> Containers are marketing slang for operating-system virtualization.
Containers are considerably more than virtualization[1], which is why jails/zones/kvm never took off, but Docker did.
> Oh really? So containers are not isolated to each other...that's some news...bad ones
Indeed, containers make for very poor security boundaries. But there are upsides to sharing the same kernel.
> composibility....stop with that stinking shit please.
Are you unfamiliar with "composition" as a software design/architecture term? One can create and bundle (Docker) containers that work together and have a shared network interface in a way that jails can't. As an example, a reverse proxy + service backend + db working in concert.
1. Disk storage format, standardized packaging descriptor, repository.
It's like you don't even understand what a container is, let alone comparing kvm with jails.
Then giving a example that is a piece of cake for jails/zones...even in a concert.

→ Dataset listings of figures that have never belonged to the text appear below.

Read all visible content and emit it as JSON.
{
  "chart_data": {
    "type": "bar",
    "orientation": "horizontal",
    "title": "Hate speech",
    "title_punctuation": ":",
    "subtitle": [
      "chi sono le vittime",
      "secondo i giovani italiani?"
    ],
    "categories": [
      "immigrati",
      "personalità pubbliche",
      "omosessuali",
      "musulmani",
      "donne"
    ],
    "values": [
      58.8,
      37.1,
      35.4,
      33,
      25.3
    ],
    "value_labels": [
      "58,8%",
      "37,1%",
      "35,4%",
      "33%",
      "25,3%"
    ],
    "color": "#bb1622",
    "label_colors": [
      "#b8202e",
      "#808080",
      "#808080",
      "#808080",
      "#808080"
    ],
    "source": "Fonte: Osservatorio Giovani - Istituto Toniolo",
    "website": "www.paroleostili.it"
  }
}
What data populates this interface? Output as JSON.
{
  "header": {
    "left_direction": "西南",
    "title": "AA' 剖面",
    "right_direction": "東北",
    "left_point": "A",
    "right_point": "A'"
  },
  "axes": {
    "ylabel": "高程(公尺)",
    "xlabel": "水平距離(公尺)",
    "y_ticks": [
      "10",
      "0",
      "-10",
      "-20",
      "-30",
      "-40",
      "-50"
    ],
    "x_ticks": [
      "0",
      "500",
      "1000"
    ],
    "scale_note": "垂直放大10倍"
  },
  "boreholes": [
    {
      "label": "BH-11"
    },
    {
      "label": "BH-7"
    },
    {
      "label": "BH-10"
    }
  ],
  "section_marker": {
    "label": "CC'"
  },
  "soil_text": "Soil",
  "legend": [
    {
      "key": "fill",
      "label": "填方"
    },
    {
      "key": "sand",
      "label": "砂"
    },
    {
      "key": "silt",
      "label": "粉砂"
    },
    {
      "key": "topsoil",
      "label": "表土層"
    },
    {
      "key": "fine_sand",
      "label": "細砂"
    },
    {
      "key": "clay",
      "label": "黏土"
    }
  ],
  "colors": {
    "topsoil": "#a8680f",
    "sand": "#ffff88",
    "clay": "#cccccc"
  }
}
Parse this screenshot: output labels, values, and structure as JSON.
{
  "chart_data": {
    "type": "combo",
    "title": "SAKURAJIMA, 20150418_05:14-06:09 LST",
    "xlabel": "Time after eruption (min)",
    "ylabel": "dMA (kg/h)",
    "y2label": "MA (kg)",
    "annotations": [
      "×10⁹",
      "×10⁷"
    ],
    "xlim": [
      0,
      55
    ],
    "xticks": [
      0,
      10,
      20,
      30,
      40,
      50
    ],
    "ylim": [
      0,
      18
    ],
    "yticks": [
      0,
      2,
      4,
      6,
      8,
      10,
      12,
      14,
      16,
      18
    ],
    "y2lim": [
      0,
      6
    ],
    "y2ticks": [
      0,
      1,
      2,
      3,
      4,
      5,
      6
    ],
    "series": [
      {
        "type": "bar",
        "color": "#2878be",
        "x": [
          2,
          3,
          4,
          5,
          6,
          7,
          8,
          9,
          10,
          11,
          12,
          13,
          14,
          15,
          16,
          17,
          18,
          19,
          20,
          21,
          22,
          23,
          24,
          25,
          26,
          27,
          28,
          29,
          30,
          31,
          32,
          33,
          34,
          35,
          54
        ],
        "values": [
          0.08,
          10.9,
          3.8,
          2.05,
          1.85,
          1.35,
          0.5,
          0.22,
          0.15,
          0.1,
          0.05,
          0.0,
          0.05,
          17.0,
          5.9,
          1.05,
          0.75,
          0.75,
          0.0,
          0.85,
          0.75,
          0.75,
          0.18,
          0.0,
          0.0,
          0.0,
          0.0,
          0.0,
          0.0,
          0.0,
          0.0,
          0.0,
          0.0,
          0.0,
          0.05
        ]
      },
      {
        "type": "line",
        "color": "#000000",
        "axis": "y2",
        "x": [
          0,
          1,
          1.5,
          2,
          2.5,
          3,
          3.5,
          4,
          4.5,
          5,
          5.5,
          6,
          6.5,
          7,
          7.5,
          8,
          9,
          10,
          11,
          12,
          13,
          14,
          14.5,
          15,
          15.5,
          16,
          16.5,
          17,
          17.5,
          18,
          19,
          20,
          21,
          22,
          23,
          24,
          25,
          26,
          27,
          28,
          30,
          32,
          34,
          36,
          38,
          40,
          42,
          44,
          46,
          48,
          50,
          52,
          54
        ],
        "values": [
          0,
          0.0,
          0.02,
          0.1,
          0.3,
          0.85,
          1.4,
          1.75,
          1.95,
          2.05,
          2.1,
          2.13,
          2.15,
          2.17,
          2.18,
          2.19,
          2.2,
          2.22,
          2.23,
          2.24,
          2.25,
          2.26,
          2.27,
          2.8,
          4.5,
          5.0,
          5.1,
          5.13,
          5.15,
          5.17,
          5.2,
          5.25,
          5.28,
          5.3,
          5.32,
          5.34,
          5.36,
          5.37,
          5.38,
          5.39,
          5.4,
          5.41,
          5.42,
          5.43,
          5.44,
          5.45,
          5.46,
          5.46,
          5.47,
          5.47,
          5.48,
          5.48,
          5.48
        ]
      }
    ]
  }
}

Please educate yourself about zones, brandedzones and lxzones (for the solaris/illumos) or jails (for the bsd side) it's really interesting i can tell you, and additionally you don't sound like marketing blabla after that.
>the lack of isolation is what enables composibility of containers
Oh really? So containers are not isolated to each other...that's some news...bad ones ;)
BTW are you from a marketing department? ....composibility....stop with that stinking shit please.